A member of the Intervarsity Christian Fellowship, a campus ministry group, Grosser mentored younger students in Intervarsity, and helped organize social events. Many of his closest friends were also Intervarsity members, a group they considered synonymous with family.
"Everybody knew who he was and loved spending time with him," said Will Clark, a staff member at Intervarsity. "He was a really big part of the community."
Clark called him a "wonderful free spirit," and added, "He was just his own man . and that was just great."
Walt Quick, another staff member at Intervarsity, remembered Grosser's love of "really lame puns" and his loud, distinctive laugh.
"He had a really magnetic personality . he had a great love for people," Quick said.
In addition to his commitment to Intervarsity activities, Grosser played the saxophone and clarinet, and enjoyed hiking and ultimate Frisbee. He made chain mail bracelets and would often cook dinner for his friends.
"In all aspects of his life - his appearance, his clothes, his hobbies - he was guided by what he loved rather than what others around him were doing," a recent graduate Lauren Waterhouse wrote in an e-mail. "He was also incredibly honest, always pausing a moment when you asked him how he was so that he could give an accurate answer."
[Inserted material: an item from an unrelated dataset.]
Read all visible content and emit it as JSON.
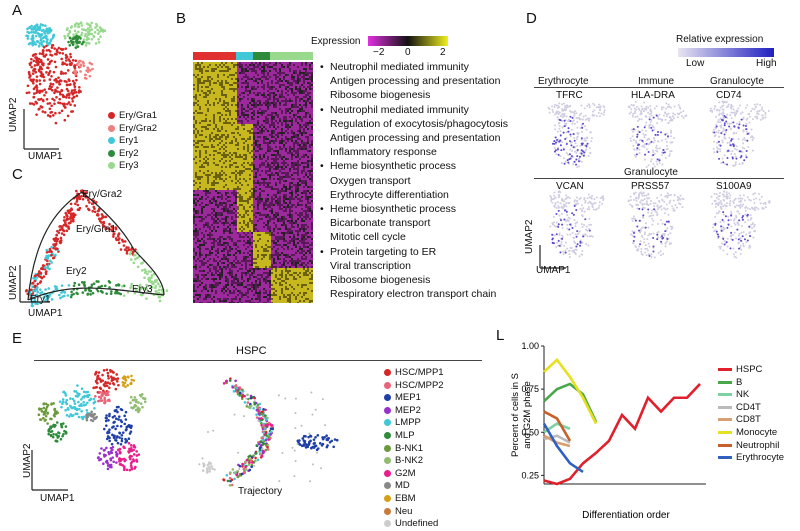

Recent graduate Robert Laramey was both a roommate and friend of Grosser's. He echoed the description of Grosser as eccentric but lovable.
"He was different, but he didn't let other people get him down because of that," Laramey said. "He just liked to get laughs out of people.
Recent graduate Jeremiah Burke also said he remembered his friend's spontaneity and sense of humor. Burke said he first met Grosser when he encountered him standing on a street corner singing the National Anthem at 3 a.m.
Burke said his faith in Christianity has influenced his attitude toward his friend's death.
"He's a fellow brother in Christ, we know where he is," Burke said. "We're not even really mourning it. He is in a place that is much better right now."
University President Stephen Joel Trachtenberg said he is in some ways the father of GW students and said he is saddened by the news of Grosser's death even though he did not know him personally.
Trachtenberg compared the tragedy to the early death of a child.
"It is in the natural order of things that children bury their parents," Trachtenberg said. "It is always a particularly melancholy occasion when that is reversed."
Grosser is survived by his parents, Elizabeth and John, as well as a brother and sister. In lieu of flowers, memorial donations may be made to the Engineering Ministries International.